CIV-Développement local : Si nos élus locaux aux mains et pieds liés ne font pas preuve d’imagination…

By: Africa Newsquick

ADO 12CIV-Développement local : Si nos élus locaux aux mains et pieds liés ne font pas preuve d’imagination…

Les maires de Côte d’Ivoire ne savent plus à quel saint se vouer. Ils sont obligés de rivaliser d’ardeurs pour pouvoir sortir leurs communes des miasmes morbides du sous-développement, mais aussi pour pouvoir combler leurs atteintes personnelles. On le sait, en Côte d’Ivoire, on devient maire pour, entre autres choses, renflouer certaines poches, sans oublier quelques poches d’amies très proches! Mais une fois élu, c’est la désillusion.

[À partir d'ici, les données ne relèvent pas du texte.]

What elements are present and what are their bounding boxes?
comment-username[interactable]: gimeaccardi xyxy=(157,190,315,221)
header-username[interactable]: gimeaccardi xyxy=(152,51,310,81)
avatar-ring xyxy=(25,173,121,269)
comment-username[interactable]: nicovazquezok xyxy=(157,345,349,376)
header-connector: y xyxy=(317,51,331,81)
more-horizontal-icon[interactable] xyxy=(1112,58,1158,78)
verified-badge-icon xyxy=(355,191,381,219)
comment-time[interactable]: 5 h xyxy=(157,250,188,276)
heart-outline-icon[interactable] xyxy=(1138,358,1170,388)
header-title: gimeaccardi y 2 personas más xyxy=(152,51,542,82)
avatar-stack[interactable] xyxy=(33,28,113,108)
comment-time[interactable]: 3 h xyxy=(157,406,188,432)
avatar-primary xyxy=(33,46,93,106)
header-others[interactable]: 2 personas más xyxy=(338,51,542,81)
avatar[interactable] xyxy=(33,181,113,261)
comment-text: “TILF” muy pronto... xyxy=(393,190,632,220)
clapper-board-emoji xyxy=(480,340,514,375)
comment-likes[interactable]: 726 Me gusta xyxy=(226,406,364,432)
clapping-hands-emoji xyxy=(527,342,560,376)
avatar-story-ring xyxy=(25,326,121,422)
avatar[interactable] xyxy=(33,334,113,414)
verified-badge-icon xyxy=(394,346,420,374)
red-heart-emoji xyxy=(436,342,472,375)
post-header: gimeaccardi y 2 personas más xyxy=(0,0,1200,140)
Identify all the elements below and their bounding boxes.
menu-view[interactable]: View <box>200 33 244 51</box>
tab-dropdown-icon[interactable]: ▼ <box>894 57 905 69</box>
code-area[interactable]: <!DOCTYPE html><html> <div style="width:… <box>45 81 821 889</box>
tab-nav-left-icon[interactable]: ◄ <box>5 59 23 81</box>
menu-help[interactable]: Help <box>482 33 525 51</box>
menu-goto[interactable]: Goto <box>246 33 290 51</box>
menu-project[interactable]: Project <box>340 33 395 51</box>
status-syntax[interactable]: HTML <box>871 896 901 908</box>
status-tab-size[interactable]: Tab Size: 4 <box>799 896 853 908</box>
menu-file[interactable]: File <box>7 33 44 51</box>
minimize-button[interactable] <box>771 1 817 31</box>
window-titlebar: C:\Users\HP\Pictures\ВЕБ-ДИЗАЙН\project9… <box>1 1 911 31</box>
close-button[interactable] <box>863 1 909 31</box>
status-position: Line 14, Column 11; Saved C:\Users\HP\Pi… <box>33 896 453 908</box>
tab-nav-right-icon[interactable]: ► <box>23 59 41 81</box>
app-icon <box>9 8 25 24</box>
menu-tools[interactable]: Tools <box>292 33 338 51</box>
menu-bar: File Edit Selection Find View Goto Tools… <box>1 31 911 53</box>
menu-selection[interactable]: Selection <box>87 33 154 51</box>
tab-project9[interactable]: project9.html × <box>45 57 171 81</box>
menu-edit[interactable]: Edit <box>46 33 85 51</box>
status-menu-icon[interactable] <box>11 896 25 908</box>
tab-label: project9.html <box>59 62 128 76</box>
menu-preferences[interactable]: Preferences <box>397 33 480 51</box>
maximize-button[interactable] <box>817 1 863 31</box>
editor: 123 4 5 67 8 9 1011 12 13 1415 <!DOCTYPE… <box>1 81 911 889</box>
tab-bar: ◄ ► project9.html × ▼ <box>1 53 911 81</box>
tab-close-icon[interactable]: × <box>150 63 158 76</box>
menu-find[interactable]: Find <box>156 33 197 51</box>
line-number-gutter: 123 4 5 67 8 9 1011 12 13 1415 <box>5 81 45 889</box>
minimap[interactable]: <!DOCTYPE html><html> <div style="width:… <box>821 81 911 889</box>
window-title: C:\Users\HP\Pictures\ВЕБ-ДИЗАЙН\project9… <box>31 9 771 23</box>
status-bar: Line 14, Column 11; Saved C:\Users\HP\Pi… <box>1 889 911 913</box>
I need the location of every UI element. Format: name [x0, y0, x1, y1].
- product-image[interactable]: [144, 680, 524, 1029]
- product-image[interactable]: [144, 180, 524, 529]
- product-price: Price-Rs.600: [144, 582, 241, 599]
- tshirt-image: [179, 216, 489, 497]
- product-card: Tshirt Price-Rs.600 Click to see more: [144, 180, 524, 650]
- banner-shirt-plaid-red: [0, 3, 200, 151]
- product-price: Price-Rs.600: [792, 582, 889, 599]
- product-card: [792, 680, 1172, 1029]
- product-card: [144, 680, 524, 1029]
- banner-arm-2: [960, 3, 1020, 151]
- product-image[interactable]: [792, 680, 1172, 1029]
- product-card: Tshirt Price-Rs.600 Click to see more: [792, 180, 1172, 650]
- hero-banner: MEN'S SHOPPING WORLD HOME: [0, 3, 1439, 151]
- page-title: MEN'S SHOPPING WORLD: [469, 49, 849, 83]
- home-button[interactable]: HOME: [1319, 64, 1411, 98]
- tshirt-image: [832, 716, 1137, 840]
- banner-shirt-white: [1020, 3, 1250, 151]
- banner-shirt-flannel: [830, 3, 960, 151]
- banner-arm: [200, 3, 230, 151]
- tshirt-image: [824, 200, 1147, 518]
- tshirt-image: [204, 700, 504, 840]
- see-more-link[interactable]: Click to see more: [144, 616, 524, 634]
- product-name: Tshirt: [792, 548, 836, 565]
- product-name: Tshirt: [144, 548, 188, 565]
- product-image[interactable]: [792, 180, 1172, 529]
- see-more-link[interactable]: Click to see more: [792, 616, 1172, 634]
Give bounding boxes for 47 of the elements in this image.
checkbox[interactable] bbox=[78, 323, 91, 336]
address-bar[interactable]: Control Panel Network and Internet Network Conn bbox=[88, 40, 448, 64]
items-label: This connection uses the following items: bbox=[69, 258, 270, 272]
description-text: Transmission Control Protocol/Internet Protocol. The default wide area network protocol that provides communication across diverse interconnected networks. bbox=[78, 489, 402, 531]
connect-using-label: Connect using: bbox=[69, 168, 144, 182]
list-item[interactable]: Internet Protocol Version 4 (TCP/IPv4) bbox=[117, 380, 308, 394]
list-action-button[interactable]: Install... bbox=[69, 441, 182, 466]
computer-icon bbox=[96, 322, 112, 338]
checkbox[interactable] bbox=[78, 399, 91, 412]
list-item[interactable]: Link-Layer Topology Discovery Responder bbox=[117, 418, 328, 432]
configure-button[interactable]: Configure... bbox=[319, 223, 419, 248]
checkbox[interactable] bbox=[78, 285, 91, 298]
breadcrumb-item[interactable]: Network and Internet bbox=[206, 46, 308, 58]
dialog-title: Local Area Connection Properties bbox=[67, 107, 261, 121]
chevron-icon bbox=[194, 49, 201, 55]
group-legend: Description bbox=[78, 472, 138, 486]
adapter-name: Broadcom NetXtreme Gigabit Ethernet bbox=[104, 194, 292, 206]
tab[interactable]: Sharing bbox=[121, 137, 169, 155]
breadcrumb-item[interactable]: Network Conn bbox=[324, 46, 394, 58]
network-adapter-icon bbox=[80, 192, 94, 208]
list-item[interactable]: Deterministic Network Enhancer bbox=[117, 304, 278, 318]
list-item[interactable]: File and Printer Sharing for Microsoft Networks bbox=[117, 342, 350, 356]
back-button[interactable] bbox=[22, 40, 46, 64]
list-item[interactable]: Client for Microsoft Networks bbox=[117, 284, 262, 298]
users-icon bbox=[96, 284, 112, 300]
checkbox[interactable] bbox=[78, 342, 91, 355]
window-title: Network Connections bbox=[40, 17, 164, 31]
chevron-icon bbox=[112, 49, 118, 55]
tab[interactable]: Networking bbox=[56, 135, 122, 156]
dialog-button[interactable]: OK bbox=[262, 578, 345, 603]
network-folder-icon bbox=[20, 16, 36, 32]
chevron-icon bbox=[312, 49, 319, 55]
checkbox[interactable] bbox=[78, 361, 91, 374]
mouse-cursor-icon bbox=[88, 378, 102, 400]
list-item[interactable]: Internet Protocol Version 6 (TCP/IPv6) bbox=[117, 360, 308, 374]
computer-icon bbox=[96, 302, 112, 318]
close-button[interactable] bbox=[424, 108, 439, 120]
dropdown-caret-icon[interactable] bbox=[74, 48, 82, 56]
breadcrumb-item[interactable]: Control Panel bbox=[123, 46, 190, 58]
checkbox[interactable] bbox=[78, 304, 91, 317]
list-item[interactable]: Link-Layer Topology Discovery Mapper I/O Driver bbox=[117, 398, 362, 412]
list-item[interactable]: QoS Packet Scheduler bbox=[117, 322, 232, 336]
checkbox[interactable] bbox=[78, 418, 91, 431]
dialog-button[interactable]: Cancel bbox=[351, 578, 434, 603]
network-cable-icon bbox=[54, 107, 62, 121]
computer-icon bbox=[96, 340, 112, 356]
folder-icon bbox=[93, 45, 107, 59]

En effet, les indemnités mensuelles des maires varient de 500 pour les plus grandes communes à 150 mille F Cfa pour les plus petites entités communales. L’une de ces communes, qui est un Chef-lieu de région, ne bénéficie que de 41 millions de F Cfa d’investissements annuels, avec une aide de l’Etat au fonctionnement, qui se chiffre à près d’une cinquantaine de millions de FCFA. Et que dire de certains adjoints aux maires qui ne touchent que 60.000 FCFA comme indemnités là où le simple agent pourrait avoisiner 100.000 FCFA? Comment alors pouvoir faire face non seulement aux projets d’envergure de développement, mais aussi aux sollicitations les plus diverses des populations? C’est alors que les maires ont trouvé la solution qui consiste à se rabattre sur les impôts dont une partie des recettes prélevées dans leur commune, leur est reversée. Encore que d’autres plus connus et plus astucieux, se tournent vers des jumelages, pour pouvoir atteindre leurs objectifs. Comment avancer vers le développement dans un tel contexte ?  Un maire d’une localité éloignée d’Abidjan de plus de 200 kilomètres, qui réside à Abidjan et s’y rend fréquemment, dépense la plupart du temps, son indemnité mensuelle (voire plus) en un jour de voyage. Et alors, bienvenue les surfacturations, gré à gré, détournements…

Arrêter l’hémorragie!

Le gouvernement ivoirien devant une telle saignée, avait décidé de parer au plus pressé. Et avait lors du conseil des ministres extraordinaire qui a eu lieu le 2/7/2013, à Korhogo, en marge de la visite d’Etat dans les Savanes, affirmé qu’«au titre du Ministère d’Etat, Ministère de l’Intérieur et de la Sécurité,

sur présentation du Ministre d’Etat, le Conseil a adopté cinq décrets relatifs à l’organisation et au fonctionnement des collectivités décentralisées: Un décret fixant les conditions et modalités de l’utilisation des services déconcentrés de l’Etat implantés dans les collectivités territoriales ; un décret portant attributions, composition, organisation et fonctionnement du Comité Economique et Social Régional; un décret fixant les modalités d’établissement du cadre organique des emplois des Collectivités Territoriales; un décret fixant les modalités de fonctionnement des Municipalités et des Bureaux des Conseils Régionaux; un décret portant institution d’indemnités et avantages en faveur de certains fonctionnaires et agents exerçant dans les collectivités territoriales. L’ensemble de ces mesures vise la mise en œuvre efficace de la politique nouvelle d’orientation administrative et d’organisation des collectivités territoriales de l’Etat. Le Gouvernement entend ainsi garantir aux collectivités territoriales, de meilleures bases d’organisation et de fonctionnement, en lien avec leur capacité budgétaire, et à la hauteur des attentes des populations.» Des indiscrétions affirmaient un appui supplémentaire de 100 millions de FCFA à chaque commune, mais rien n’y fit!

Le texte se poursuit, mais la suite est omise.